Crônica Fauzi Kanso: Pintado era do São Paulo, que não sabia
Campinas, SP, 30 (AFI) – Pintado, o atual técnico da A.A. Ponte Preta, durante muitos anos esteve no Bragantino. Não era titular absoluto embora jogasse bem. Vez ou outra Luxemburgo, até
então técnico do Braga, o colocava em campo.
Quando Luxemburgo deixou a equipe, dirigentes do Braga venderam por uma fortuna o ex-jogador do Guarani, Mauro Silva que, com mais sete, havia entrado na troca com um único jogador, Vitor Hugo. A venda de Mauro Silva beirou os 10 milhões de dólares. Portanto, o Braga estava com o cofre cheio.
Necessitando contratar um novo técnico, dirigentes Bragantinos, por orientação do saudoso Brasil de Oliveira, foram atrás e contrataram Carlos Alberto Parreira. Só que eles tinham uma preocupação:
“Sabendo que estamos com dinheiro, o Parreira vai querer uma Seleção”, teria dito um dos Chedids.
Surpreendentemente, Carlos Alberto Parreira chegou e disse: vamos ver o que vocês têm no clube para depois eu indicar alguém. Depois de observar dois ou três treinos, outra grande surpresa:
“Não preciso de mais ninguém. O que tem ai dá pra disputar um bom campeonato, afirmou Parreira.”
Pintado, que há anos estava emprestado pelo São Paulo ao Bragantino e que não passava de um reserva, nas mãos de Parreira passou a ser titular absoluto. Virou herói e ídolo da torcida.

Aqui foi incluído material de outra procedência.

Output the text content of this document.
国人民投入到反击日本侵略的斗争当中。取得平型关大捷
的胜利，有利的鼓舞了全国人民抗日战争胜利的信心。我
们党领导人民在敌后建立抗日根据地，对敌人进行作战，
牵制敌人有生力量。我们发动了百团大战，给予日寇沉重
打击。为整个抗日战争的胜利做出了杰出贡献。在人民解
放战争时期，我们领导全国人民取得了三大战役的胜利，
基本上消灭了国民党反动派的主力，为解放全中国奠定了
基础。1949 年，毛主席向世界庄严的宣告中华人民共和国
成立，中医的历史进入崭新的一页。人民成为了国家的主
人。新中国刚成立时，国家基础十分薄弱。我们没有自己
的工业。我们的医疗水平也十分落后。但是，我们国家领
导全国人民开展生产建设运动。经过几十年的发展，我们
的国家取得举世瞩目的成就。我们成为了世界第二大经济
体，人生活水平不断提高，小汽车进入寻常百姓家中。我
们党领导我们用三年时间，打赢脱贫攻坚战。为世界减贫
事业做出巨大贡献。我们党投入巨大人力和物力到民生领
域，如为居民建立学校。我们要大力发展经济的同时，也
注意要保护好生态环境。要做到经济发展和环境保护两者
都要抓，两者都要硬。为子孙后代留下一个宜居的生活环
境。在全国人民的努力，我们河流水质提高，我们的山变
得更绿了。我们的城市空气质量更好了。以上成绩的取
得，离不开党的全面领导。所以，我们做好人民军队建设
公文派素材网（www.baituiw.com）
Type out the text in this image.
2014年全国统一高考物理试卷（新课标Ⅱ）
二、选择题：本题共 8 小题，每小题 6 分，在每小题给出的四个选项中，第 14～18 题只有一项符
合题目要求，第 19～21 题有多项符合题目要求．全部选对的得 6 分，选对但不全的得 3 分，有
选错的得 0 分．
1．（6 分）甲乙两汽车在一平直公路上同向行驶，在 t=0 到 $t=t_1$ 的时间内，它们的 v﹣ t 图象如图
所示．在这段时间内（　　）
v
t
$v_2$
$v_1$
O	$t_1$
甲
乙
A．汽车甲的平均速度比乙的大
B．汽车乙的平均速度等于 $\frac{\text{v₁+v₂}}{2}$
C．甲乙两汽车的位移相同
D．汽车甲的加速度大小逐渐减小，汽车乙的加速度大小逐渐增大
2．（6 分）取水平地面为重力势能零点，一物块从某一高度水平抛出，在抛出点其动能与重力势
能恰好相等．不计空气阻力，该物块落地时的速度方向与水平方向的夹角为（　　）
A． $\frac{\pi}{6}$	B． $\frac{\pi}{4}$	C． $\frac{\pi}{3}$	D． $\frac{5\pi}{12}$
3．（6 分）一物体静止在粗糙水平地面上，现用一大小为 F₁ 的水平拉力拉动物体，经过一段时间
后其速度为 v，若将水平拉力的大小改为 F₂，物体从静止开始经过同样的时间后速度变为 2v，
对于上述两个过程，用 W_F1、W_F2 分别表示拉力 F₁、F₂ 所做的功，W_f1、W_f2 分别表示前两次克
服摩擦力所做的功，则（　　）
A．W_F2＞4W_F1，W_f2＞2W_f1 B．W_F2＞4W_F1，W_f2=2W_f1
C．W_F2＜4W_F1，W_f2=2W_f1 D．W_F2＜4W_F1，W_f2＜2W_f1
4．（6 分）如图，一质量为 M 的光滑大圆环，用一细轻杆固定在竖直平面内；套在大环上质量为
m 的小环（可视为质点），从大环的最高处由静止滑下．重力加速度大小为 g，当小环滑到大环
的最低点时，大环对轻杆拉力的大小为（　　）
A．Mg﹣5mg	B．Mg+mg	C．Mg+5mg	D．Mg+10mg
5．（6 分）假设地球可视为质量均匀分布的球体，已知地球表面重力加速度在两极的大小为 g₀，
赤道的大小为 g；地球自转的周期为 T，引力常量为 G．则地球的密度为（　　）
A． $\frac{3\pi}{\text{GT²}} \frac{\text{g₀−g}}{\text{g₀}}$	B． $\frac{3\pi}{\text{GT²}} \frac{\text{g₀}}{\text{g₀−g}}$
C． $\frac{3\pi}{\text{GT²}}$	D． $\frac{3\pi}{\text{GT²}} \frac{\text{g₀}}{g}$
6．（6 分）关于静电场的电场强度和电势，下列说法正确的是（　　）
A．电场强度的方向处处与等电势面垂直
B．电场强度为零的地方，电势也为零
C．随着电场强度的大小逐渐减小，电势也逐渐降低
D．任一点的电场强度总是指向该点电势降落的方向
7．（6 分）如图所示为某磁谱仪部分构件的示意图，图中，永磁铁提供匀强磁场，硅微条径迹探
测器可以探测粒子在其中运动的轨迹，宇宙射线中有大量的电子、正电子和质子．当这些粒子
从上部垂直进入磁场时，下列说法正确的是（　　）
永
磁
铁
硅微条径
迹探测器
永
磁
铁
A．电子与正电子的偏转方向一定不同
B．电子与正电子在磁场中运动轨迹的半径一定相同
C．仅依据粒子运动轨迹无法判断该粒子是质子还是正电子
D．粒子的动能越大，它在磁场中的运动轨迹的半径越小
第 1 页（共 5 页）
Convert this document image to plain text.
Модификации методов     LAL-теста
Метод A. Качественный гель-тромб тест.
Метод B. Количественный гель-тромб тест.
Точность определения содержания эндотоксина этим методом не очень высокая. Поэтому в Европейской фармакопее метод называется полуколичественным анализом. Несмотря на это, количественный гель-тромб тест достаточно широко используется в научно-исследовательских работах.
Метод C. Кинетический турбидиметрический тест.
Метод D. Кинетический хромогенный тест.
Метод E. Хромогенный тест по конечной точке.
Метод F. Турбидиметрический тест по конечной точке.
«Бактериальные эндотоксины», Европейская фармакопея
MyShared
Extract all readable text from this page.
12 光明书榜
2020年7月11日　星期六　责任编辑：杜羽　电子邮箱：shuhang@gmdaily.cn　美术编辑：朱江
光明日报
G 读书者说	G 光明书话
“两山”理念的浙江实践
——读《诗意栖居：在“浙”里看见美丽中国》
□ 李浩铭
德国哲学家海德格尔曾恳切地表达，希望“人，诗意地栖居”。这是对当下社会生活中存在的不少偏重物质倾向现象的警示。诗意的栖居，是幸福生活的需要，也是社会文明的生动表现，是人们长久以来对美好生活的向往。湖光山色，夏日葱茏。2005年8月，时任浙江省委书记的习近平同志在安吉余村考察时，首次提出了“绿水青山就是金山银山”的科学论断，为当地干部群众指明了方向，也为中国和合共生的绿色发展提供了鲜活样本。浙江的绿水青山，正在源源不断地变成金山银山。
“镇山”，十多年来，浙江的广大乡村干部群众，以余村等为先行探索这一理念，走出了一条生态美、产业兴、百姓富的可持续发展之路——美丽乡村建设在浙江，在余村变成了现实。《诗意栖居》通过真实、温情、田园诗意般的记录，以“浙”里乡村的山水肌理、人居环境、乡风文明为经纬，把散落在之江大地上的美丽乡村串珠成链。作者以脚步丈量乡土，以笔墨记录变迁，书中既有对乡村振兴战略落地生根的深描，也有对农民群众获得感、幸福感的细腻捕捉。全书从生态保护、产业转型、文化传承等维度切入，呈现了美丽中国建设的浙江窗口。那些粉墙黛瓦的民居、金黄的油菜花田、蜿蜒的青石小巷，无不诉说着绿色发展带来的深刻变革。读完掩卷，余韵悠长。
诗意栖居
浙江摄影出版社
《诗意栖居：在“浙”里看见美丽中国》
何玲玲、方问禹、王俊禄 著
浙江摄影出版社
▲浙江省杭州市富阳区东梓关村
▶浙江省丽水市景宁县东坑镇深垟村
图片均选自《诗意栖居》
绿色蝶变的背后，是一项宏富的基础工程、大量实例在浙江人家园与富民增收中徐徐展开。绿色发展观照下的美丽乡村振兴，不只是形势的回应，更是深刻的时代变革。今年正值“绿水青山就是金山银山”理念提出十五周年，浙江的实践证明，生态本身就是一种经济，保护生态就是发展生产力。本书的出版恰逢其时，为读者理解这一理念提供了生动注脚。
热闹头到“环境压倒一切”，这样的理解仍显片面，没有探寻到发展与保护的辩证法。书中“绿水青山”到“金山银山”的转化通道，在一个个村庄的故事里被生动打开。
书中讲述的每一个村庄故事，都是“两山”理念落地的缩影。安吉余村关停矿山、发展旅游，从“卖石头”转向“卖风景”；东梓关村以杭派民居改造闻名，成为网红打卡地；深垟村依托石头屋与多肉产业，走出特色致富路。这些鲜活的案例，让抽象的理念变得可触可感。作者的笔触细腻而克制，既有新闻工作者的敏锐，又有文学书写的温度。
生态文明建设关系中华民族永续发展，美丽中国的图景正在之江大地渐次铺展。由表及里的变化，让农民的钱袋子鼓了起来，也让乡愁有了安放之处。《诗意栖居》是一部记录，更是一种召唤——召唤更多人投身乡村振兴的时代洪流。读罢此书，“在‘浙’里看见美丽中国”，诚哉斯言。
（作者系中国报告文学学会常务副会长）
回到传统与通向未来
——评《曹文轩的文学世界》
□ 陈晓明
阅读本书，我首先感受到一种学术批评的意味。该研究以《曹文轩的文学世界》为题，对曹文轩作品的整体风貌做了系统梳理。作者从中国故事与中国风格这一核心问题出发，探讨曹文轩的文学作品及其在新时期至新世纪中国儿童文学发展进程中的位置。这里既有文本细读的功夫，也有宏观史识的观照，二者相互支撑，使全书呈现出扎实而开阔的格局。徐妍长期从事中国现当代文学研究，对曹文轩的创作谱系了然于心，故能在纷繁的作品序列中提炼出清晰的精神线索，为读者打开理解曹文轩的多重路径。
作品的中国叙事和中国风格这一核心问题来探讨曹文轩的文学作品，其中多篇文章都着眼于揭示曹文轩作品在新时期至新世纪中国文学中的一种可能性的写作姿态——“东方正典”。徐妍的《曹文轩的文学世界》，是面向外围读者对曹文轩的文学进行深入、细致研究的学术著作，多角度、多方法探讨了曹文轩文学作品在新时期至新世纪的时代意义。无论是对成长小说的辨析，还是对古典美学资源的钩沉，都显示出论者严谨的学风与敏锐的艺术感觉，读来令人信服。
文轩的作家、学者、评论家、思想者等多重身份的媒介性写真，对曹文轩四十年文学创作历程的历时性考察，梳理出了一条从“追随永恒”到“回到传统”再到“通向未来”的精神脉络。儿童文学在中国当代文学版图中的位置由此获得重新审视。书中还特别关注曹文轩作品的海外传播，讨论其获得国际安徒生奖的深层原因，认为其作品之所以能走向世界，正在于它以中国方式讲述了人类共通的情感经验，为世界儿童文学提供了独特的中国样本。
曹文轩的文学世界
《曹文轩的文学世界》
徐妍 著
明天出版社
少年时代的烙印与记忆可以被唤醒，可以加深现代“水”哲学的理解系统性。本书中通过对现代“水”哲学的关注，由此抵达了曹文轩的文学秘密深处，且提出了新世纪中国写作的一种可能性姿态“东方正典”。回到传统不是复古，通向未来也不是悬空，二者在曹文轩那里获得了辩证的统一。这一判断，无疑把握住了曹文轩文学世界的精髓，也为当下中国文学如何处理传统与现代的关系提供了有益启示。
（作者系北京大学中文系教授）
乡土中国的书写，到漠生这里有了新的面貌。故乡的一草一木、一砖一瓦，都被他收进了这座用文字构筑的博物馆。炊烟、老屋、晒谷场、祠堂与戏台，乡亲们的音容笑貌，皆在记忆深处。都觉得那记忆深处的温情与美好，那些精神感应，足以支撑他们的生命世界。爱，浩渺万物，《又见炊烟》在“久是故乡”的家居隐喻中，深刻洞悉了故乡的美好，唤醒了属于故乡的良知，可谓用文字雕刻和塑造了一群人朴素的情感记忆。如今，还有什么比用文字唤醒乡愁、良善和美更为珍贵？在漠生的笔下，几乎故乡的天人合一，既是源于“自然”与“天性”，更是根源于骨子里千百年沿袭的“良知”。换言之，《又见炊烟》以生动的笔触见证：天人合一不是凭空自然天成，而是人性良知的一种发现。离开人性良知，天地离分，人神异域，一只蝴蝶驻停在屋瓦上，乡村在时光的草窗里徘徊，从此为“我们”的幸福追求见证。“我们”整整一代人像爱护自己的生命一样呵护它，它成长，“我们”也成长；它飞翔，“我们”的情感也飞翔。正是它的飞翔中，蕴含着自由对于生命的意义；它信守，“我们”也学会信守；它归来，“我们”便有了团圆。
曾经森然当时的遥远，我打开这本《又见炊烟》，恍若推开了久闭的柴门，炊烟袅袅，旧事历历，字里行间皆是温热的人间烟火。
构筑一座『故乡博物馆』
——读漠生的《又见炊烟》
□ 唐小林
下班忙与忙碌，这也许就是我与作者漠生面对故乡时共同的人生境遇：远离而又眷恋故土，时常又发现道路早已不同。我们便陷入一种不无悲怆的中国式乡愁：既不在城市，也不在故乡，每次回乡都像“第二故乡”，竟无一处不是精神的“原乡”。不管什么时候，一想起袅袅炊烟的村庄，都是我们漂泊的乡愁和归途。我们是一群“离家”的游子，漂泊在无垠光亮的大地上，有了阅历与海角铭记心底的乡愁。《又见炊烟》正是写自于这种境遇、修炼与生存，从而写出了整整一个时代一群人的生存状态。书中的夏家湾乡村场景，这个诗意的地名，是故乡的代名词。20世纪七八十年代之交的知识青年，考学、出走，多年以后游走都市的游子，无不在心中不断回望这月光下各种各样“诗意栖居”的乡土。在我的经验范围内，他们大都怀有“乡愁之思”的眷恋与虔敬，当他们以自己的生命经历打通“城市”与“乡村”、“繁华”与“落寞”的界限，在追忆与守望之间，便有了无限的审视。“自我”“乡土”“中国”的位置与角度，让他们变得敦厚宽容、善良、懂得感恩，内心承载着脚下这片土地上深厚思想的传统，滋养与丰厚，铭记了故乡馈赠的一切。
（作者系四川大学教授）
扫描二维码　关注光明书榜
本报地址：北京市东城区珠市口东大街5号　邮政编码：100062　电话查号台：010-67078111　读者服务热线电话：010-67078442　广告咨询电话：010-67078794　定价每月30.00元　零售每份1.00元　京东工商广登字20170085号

O São Paulo F.C., necessitado de um meio-campo marcador, fez contato com o presidente do Bragantino para reaver seu próprio jogador, sempre desprezado:
“Jesus, precisamos que você nos venda o Pintado, quanto custa ?”, perguntou o presidente do Tricolor.
“Não tem negócio. Não podemos vender o que não é nosso. O Pintado pertence a vocês, ao São Paulo F.C.”, falou Chedid.
“Que brincadeira é esta?, emendou o dirigente Saopaulino.
— O São Paulo, há mais de quatro anos nos emprestou o Pintado e até hoje ele está aqui mas, procure saber, o passe é de vocês.
Esta historinha é para mostrar que até mesmo o clube mais organizado do futebol brasileiro, no caso o São Paulo, come bronha, como se diz em Minas Gerais. Tinha o jogador que não sabia ser seu. Coisas do futebol. No São Paulo, Pintado ainda foi campeão mundial interclubes e antes de encerrar a carreira fez um contrato milionário no futebol mexicano. Ou seja, descontou todo seu sacrífico e ostracismo.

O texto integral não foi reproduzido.